Cette perspective représente un défi majeur pour les entreprises qui dépendent du trafic direct et des relations clients, comme Uber, Amazon ou Airbnb. Si un "super assistant" IA gère les transactions pour l’utilisateur, ces plateformes risquent de perdre la relation client, ainsi que les opportunités de vente additionnelle ou d’abonnement. Elles devront alors décider si elles souhaitent participer à ce nouveau monde, potentiellement en payant des "péages" aux agents.

Ainsi, développement de l’IA tend à renforcer la concentration du pouvoir technologique et économique déjà exacerbée entre les mains d’un petit nombre d’entreprises qui possèdent les capitaux, les infrastructures de calcul massives, l’accès aux marchés de masse pour collecter des données, et les ressources humaines hautement qualifiées.
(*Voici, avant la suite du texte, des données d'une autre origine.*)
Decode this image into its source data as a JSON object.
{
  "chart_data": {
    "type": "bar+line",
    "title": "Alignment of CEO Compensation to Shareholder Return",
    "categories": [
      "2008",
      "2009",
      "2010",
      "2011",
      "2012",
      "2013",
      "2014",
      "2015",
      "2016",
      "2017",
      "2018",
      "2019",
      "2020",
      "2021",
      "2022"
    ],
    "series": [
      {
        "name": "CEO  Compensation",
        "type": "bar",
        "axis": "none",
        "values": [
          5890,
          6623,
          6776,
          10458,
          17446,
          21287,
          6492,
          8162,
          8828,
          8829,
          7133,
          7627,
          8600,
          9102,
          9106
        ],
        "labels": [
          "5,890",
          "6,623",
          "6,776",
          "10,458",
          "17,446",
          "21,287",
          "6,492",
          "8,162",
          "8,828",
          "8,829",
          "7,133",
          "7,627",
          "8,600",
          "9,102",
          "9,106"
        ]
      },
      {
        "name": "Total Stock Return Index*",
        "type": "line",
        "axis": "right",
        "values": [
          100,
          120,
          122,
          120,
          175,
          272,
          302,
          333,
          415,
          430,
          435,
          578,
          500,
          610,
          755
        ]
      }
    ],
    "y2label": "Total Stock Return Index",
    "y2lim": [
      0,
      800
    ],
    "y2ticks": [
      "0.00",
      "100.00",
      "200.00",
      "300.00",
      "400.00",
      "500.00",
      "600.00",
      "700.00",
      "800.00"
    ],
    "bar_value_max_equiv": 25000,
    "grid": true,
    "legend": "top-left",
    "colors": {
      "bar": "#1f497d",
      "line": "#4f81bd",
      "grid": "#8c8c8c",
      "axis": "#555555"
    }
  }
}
Les services d’IA générative ont des coûts variables élevés (nécessitant des GPU coûteux et une consommation d’énergie énorme), et leur monétisation est difficile. OpenAI, par exemple, a enregistré des pertes considérables (5 milliards USD en 2024), et les investissements massifs de Google et Microsoft dans l’IA sont pour l’instant non rentables. Cette situation créé des obstacles aux nouveaux entrants et empêche l’émergence de modèles alternatifs, moins couteux en ressources ou à but non lucratif.

En conclusion, si l’IA de Google promet un web d’une efficacité et d’une personnalisation sans précédent, elle nous confronte aussi à des questions critiques sur la viabilité de la culture humaine, la concentration du pouvoir entre quelques géants technologiques, et la nature même de notre rapport avec l’information. Le "futur de la computation" décrit par Pichai, où l’IA serait partout, y compris dans le monde physique via la robotique, pourrait, si elle n’est pas régulée démocratiquement, mener à un avenir où nos choix et nos informations seraient de plus en plus gérés par des systèmes automatisés contrôlés par quelques entités dominantes, asséchant la diversité et le pluralisme qui ont fait la richesse de l’humanité.